Entonces comprendí claramente por qué en el Cielo todo es Paraíso, por más que la gracia del Supremo Bien no llueva en todas partes por igual. Pero, así como suele suceder que un manjar nos sacie, y que sintamos aún apetito por otro, de suerte que pedimos éste y rechazamos aquél, así hice yo con el gesto y la palabra para saber por ella cuál fue el tejido cuya lanzadera no continuó manejando hasta el fin.

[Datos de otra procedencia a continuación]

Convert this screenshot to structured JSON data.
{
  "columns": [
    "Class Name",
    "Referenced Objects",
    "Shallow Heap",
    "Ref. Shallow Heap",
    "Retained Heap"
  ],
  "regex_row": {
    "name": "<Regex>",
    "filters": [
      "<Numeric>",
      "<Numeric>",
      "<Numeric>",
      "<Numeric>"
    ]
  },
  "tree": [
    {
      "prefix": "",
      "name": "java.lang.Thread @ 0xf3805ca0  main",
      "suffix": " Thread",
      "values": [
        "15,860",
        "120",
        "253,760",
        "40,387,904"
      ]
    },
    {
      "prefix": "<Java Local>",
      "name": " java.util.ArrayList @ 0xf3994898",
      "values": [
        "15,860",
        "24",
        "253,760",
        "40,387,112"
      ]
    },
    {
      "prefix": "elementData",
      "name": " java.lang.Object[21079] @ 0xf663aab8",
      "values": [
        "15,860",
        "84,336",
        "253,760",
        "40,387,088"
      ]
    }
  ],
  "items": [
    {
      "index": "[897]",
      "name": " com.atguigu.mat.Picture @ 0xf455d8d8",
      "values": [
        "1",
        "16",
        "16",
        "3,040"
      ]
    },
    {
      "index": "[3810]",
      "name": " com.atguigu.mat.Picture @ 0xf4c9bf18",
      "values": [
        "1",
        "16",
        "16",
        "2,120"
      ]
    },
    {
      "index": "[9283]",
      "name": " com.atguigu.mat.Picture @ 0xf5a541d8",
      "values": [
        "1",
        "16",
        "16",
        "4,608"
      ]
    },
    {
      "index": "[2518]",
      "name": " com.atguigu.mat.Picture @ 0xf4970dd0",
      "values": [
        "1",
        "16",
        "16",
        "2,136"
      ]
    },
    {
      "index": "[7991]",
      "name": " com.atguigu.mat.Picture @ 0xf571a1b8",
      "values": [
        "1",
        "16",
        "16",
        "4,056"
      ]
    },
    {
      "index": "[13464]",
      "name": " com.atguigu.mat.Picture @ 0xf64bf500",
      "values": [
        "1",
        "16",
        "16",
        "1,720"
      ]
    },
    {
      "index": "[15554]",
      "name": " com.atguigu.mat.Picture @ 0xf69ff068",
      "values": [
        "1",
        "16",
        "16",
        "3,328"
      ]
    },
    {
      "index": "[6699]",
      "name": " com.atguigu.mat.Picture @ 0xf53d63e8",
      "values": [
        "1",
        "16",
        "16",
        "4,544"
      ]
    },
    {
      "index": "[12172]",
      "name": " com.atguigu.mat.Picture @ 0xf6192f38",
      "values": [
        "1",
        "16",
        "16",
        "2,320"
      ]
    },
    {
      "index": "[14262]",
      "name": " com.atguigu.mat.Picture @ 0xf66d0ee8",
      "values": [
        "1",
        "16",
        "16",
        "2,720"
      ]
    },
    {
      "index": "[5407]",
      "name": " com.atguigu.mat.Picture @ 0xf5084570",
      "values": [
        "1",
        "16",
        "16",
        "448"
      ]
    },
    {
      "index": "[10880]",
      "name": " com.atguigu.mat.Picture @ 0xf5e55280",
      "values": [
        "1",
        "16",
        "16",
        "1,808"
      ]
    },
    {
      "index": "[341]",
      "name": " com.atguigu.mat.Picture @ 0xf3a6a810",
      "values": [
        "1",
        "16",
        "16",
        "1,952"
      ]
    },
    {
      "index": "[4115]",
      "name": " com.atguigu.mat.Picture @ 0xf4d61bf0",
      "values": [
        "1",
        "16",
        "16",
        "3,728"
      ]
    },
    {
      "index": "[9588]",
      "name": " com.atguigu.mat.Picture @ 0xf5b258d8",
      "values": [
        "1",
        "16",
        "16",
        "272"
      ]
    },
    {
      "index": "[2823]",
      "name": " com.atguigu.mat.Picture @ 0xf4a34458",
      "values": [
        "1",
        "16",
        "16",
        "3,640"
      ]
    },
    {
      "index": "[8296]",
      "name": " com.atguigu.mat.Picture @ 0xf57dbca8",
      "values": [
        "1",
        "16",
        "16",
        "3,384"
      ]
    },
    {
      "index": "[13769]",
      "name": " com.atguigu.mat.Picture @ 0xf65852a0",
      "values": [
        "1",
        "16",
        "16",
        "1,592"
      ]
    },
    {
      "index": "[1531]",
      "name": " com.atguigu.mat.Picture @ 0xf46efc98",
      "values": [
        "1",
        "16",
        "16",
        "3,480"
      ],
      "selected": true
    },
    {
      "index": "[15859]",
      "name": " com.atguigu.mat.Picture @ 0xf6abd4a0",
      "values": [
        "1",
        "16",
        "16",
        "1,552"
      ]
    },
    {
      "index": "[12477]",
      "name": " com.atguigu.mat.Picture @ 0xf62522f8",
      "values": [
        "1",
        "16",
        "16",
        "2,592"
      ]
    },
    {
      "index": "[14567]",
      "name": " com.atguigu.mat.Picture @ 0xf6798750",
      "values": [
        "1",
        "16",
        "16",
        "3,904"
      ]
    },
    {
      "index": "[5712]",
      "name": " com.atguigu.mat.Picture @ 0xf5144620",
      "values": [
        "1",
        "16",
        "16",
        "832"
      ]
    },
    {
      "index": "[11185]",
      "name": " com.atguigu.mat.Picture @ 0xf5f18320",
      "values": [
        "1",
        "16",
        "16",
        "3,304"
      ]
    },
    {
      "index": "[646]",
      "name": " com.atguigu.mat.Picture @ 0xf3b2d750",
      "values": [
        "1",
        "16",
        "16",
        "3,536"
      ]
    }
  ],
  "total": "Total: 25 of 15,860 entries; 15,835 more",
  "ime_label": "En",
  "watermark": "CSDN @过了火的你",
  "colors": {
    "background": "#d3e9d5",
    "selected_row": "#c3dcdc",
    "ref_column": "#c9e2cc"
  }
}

- Una virtud perfecta, un mérito eminente colocan en un cielo más alto a una mujer -me dijo-, según cuya regla se lleva allá abajo en vuestro mundo el hábito y el velo monacal, a fin de que hasta la muerte se viva noche y día con aquel esposo, a quien es grato todo voto que la caridad hace conforme a su deseo. Por seguirla, hui del mundo jovencita aún, y me encerré en su hábito, y prometí observar la regla de su orden. Posteriormente, algunos hombres, más habituados al mal que al bien, me arrebataron de la dulce clausura. ¡Dios sabe cuál fue después mi vida! ... Lo que digo de mí, entiende que lo digo asimismo de esta otra alma esplendente que se te muestra a mi derecha, y en quien brilla toda la luz de nuestra esfera; monja fue, y también le arrebataron de la cabeza la sombra de las sagradas tocas, pero cuando volvió al mundo, contra su gusto y contra ley, no se despojó jamás del velo de su corazón. Esa es la luz de la gran Constanza, que del segundo príncipe poderoso de la casa de Suabia engendró al tercero, última potencia de esta raza.

Así me habló y empezó después a cantar Ave María, y cantando desapareció, como una cosa pesada a través del agua profunda. Mi vista, que la siguió tanto cuanto le fue posible, después que la perdió, se volvió hacia el objeto de su mayor deseo, y se fijó enteramente en Beatriz, pero ésta lanzó tales fulgores sobre mi mirada, que no los pude sufrir en el primer momento, por cuya causa tardé más en preguntarle.